Le combat doit être mené à la grande échelle du monde
Cette crise écologique est d’impact global, elle exige donc une réponse globale pour être efficace. Mais la manière dont nous allons la traverser sera aussi un marqueur de notre humanité collective : solidarité ou égoïsme ?
Nous croyons à la solidarité que notre nom « assistance publique » incarne depuis 150 ans. Nos partenariats internationaux, en Afrique et en Asie, sont encore modestes sur les questions environnementales, mais nous avons l’ambition de les promouvoir. Nous avons beaucoup à apprendre de pays confrontés aux diverses conséquences du réchauffement climatique pour partager nos politiques de résilience. L’architecture hospitalière adaptée aux climats extrêmes, par exemple, est un champ d’innovation que nous devons explorer.
Des projets qui incarnent : le Navire Avenir
À titre personnel et avec de nombreux professionnels de l’AP-HM, nous sommes engagés autour du projet Navire Avenir, un navire-hôpital dédié au sauvetage en mer. On peut palabrer sur les enjeux scientifiques de cette crise, ses conséquences géopolitiques, ses impacts sociétaux et affirmer qu’il faut agir. Mais quand au bout du bout, nos semblables meurent en mer, revenons à un devoir élémentaire, leur apporter assistance. C’est une question de morale ou d’éthique mais c’est aussi un enjeu de crédibilité pour nous et pour les générations futures. Ils pourraient dire un jour : « vous dissertiez sur le changement climatique et ils mourraient en mer ? » Ce projet n’est donc pas seulement une réponse humanitaire. Il est une déclaration : face aux crises, face à la détresse humaine, nous devons rester fidèles à nos valeurs d’hospitalité, de solidarité, d’humanité. Depuis la mer jusqu’à l’accueil sur la terre ferme, nous devons soigner, accompagner, protéger.
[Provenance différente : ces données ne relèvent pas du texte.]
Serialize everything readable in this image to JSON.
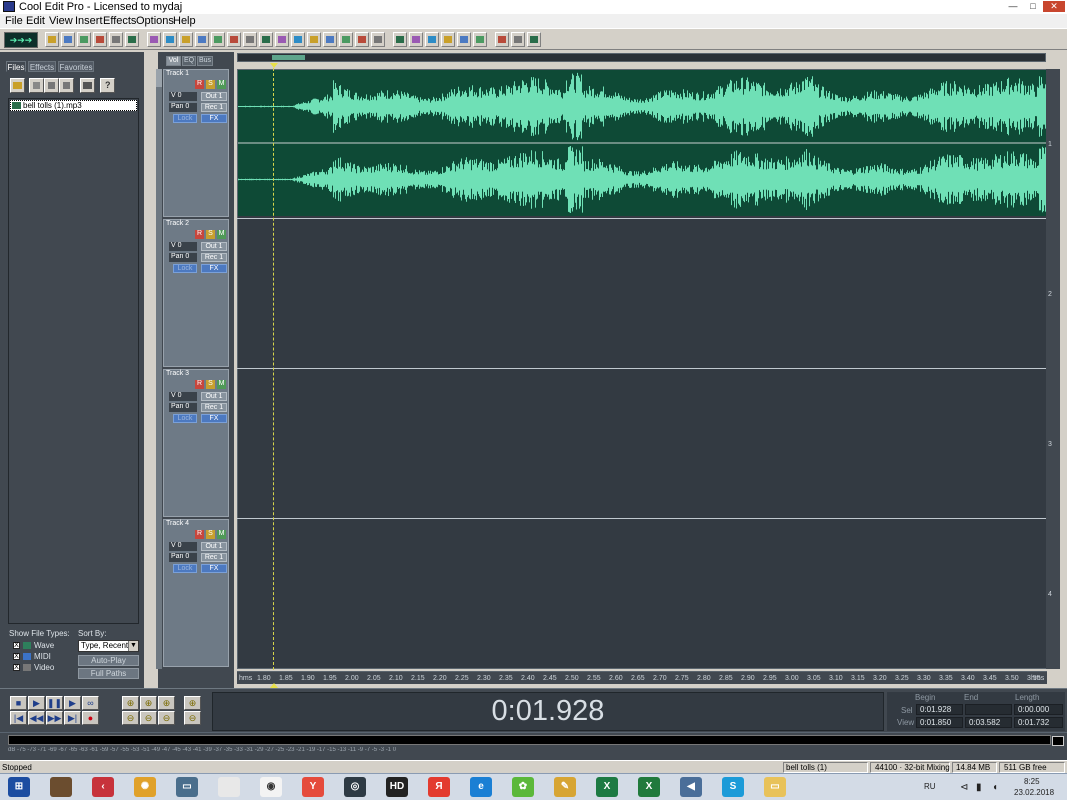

La crise écologique est un défi sanitaire, social, éthique. Elle exige de nous de l’innovation, de la coopération, du courage. À Marseille, nous avons choisi d’être en première ligne. ♦
Bonus
# Le Navire Avenir. Son maître d’œuvre est le PEROU (Pôle d’Exploration des Ressources Urbaines). Des architectes, des designers, des artistes, des juristes, des étudiants et des chercheurs d’une cinquantaine d’écoles européennes et sud-américaines. Cette œuvre collective prend aujourd’hui corps : il s’agit d’un catamaran de 67 mètres de long sur 22,50 de large, doté de cinq ponts et en capacité d’accueillir à son bord environ 400 rescapés.
“Une œuvre manifeste, collective et agissante pour la reconnaissance des gestes des marins-sauveteurs qui sera présenté en octobre prochain à l’UNESCO pour être inscrite au Patrimoine Culturel Immatériel de l’Humanité”. Prochaine étape une soirée le mardi 27 mai au théâtre de Chaillot à Paris. État actuel du financement 1 237 620 euros sur 20 millions.